Das Emissions-Trading ist ein Mechanismus zur marktgelenkten Reduzierung von Emissionen und damit auch für den Klimaschutz Es ermöglicht es Staaten oder der EU, negative Externalitäten – in diesem Fall Umweltverschmutzungen – zu regulieren und ihn mit Hilfe von Marktpreisen zu steuern. In diesem System können Staaten eine Obergrenze für Emissionen festlegen, deren Überschreitung ist nur unter Strafe möglich. Käufer von zusätzlichen Zertifikaten zahlen also für ihre Mehrverschmutzung, während Verkäufer (nachhaltigere Unternehmen) davon profitieren, Emissionen zu senken.

Fabrikrauch

Durch die auftretende marktübliche Konkurrenz unter den Unternehmen werden Einsparungen kosteneffizient realisiert. In der Handelskette tritt ein weiteres, regulierendes Preissignal auf: Unternehmen, die ineffizient agieren, müssen zur Tilgung ihrer Zertifikatskosten die Kosten für ihre Produkte erhöhen. Die steigenden Preise signalisieren den Konsumentinnen und Konsumenten dann einen sparsameren Umgang mit einem umweltschädlichen Produkt.

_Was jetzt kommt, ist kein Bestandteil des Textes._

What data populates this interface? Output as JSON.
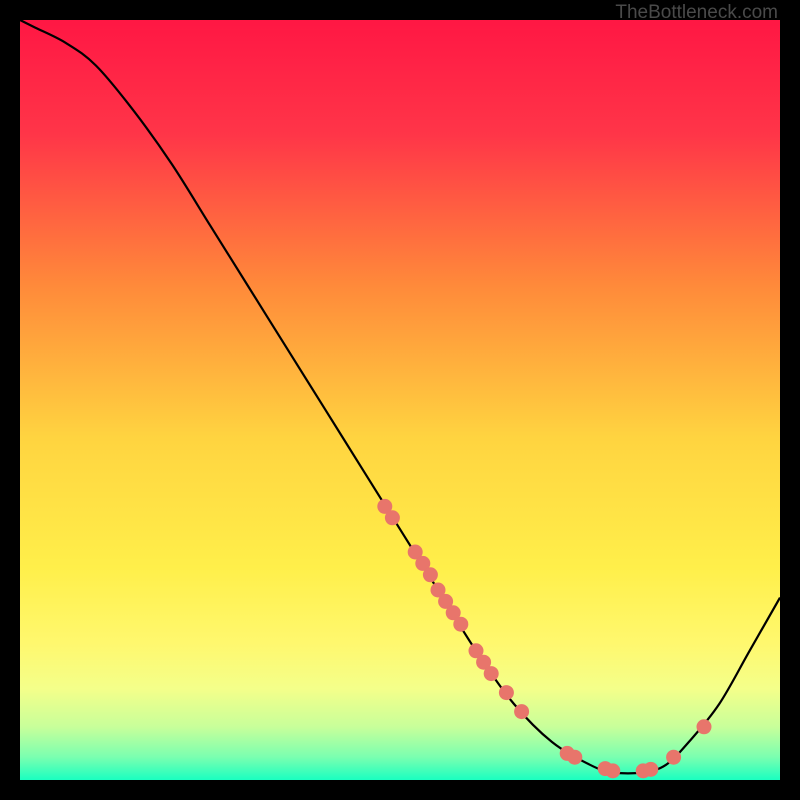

Wirkung des EU-Emissionshandels

Seit dem Beginn des Emissionshandels 2005 gibt es laut Angaben des Umweltbundesamtes einen Abwärtstrend bei den emittierten Treibhausgasen. Nach einer Stagnation in der zweiten Handelsperiode (2008–2012) wurde in der dritten Handelsperiode (2013–2020) ein klarer Abwärtstrend deutlich. Statistiken zufolge sind die Emissionen in Deutschland seit 2005 um etwa 31 % gesunken. Im europäischen Durchschnitt schneidet Deutschland damit vergleichsweise etwas schlechter ab, denn hier liegt der Rückgang bei etwa 38 %.

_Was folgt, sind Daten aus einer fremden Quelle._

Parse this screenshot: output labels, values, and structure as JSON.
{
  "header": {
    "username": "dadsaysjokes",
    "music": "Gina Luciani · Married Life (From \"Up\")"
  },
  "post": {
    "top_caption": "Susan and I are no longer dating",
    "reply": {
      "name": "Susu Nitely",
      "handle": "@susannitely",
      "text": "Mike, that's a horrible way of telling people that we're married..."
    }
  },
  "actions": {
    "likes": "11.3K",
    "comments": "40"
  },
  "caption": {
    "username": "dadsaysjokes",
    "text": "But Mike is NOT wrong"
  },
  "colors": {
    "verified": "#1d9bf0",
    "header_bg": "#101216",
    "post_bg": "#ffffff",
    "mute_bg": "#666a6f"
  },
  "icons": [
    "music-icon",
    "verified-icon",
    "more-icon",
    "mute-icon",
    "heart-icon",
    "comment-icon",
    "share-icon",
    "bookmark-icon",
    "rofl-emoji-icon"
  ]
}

Auffällig ist, dass sich der Rückgang der Emissionen innerhalb der europäischen Handelsperioden verlangsamt hat. Als Gründe dafür gelten vor allem der russische Angriffskrieg in der Ukraine, in dessen Folge die Energiemärkte aus dem Gleichgewicht geraten sind. Der Lieferstopp von russischem Erdgas bewirkte beispielsweise, dass wieder vermehrt Stein- und Braunkohle zur Stromerzeugung genutzt wurde – was wiederum deutlich steigende Treibhausgasemissionen verursachte.

Prognosen des Bundesumweltamtes rechnen in der vierten Handelsperiode (2021–2030) im Rahmen der Reform der Emissionshandelsrichtlinie („Fit for 55“) mit weiteren, deutlichen Rückgängen der Emissionen. Die Reform geht auf angepasste Ziele der europäischen Staaten zurück und sieht ambitioniertere Emissionsziele vor. Das Minderungsziel bis 2030 wurde dabei um fast 20 % gegenüber 2005 erhöht und schließt auch den Luft- und Seeverkehr mit ein. Zusätzlich dazu soll die Anzahl ausgegebener Zertifikate (Cap) zu zwei Zeitpunkten (2024 und 2026) deutlich verringert werden.